Inside numpy, it can be a double or a long double. It's defined in npy_common.h and depends of your platform. I don't know if you can include it out-of-the-box into your source code.

If you don't need performance in this part of your algorithm, a safer way could be to export it to a string and use strold afterwards.

More Precise Floating point Data Types than double?

According to Wikipedia, 80-bit "Intel" IEEE 754 extended-precision long double, which is 80 bits padded to 16 bytes in memory, has 64 bits mantissa, with no implicit bit, which gets you 19.26 decimal digits. This has been the almost universal standard for long double for ages, but recently things have started to change.

The newer 128-bit quad-precision format has 112 mantissa bits plus an implicit bit, which gets you 34 decimal digits. GCC implements this as the __float128 type and there is (if memory serves) a compiler option to set long double to it.

float128 and double-double arithmetic

“In this case, we use two double to store the value. So we need to make two operations at each time.”

This is not how double-double arithmetic works. You should expect one double-double operation to be implemented in anywhere from 6 to 20 double operations depending on the actual operation being implemented, the availability of a fused-multiply-add operation, the assumption that one operand is larger than the other, …

For instance, here is one implementation of a double-double multiplication for when an FMA instruction is not available, taken from CRlibm:

#define Mul22(zh,zl,xh,xl,yh,yl)                      \
{ \
double mh, ml; \
\
const double c = 134217729.; \
double up, u1, u2, vp, v1, v2; \
\
up = (xh)*c; vp = (yh)*c; \
u1 = ((xh)-up)+up; v1 = ((yh)-vp)+vp; \
u2 = (xh)-u1; v2 = (yh)-v1; \
\
mh = (xh)*(yh); \
ml = (((u1*v1-mh)+(u1*v2))+(u2*v1))+(u2*v2); \
\
ml += (xh)*(yl) + (xl)*(yh); \
*zh = mh+ml; \
*zl = mh - (*zh) + ml; \
}

The first 8 operations alone are for dividing exactly each double from the operands into two halves so that one half from each side can be multiplied with one half from the other side and the result obtained exactly as a double. The computations u1*v1, u1*v2, … do exactly that.

The values obtained in mh and ml can overlap, so the last 3 operations are there to renormalize the result into the sum of two floating-point numbers.

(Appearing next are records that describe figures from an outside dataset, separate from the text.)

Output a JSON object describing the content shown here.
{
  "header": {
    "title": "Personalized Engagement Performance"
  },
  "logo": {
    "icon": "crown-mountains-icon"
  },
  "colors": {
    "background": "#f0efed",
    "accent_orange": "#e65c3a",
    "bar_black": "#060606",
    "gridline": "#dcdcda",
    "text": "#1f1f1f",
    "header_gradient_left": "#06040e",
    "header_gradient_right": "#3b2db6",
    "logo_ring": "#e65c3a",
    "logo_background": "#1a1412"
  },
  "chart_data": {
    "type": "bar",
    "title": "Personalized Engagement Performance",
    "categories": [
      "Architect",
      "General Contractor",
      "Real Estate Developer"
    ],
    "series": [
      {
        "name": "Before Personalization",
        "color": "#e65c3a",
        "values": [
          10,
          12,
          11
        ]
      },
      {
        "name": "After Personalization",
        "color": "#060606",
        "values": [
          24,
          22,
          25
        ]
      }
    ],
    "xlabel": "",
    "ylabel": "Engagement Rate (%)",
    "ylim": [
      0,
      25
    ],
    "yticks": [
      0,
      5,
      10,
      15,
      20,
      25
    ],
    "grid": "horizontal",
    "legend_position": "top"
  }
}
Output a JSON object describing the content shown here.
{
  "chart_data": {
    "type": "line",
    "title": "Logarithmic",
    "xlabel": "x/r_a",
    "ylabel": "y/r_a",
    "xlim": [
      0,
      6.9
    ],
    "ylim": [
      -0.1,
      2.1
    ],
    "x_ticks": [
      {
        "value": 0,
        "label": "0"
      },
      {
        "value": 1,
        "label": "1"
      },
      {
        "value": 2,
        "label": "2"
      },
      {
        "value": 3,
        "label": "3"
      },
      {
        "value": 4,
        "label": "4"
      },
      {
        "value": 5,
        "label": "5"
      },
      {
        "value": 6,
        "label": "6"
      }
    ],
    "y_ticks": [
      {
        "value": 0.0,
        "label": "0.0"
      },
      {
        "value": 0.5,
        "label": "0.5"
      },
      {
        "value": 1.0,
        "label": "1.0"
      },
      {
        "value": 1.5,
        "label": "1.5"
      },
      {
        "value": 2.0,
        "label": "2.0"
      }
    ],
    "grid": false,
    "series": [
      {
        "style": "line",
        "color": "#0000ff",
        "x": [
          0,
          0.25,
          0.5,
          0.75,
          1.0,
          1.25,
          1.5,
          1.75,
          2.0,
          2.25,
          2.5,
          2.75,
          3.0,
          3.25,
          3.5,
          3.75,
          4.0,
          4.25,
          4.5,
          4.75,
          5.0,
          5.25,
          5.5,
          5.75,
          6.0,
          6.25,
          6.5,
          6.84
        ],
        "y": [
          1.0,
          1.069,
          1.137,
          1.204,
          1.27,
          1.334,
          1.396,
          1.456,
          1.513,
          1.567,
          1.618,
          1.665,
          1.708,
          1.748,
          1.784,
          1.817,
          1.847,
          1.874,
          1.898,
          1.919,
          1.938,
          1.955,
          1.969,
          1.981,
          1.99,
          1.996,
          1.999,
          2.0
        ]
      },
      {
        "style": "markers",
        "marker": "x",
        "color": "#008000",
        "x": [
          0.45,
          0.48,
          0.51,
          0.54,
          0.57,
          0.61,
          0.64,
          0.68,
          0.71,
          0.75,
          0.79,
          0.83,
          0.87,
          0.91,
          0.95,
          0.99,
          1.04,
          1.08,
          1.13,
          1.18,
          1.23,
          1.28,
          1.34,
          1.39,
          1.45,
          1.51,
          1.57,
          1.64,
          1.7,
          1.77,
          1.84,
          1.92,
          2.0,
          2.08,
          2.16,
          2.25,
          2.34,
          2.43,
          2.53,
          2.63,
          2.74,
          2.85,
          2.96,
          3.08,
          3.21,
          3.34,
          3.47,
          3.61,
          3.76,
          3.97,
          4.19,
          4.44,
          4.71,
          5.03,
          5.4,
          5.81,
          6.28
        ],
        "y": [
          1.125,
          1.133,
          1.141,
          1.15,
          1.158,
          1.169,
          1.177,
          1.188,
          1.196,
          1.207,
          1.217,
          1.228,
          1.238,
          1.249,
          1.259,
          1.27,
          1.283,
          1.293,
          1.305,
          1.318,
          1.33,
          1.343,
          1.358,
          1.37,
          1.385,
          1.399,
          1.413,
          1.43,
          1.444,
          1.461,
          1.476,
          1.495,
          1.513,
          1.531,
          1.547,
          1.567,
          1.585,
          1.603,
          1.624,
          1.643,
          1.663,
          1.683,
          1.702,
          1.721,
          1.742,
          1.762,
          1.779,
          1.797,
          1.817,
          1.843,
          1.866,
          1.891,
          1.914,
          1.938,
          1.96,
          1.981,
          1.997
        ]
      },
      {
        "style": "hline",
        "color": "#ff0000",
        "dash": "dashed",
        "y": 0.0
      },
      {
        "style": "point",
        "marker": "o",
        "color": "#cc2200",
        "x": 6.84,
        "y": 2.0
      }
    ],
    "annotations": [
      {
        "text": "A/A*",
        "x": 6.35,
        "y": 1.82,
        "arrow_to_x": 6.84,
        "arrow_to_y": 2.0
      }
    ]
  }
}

In this case we can have round-off errors on each double or their is a mechanism that avoid this?

As the comment says:

/*
* computes double-double multiplication: zh+zl = (xh+xl) * (yh+yl)
* relative error is smaller than 2^-102
*/

You can find about all the mechanisms used to achieve these results in the Handbook of Floating-Point Arithmetic.

A more accurate data type than float or double? C++

In some compilers, and on some architectures, "long double" will give give you more precision than double. If you are on an x86 platform the x87 FPU has an "extended" 80-bit floating point format. Gcc and Borland compilers give you an 80 bit float value when you use the "long double" type. Note that Visual Studio does not support this (the maximum supported by MSVC is double precision, 64 bit).

There is something called a "double double" which is a software technique for implementing quad-precision 128-bit floating point. You can find libraries that implement it.

You could also investigate libraries for arbitrary precision arithmetic.

For some calculations a 64 bit integer is a better choice than a 64 bit floating point value.

But if your question is about built-in types in current C++ compilers on common platforms then the answer is that you're limited to double (64 bit floating point), and on 64 bit platforms you have 64 bit ints. If you can stick to x86 and use the right compiler you can also have long double (80-bit extended precision).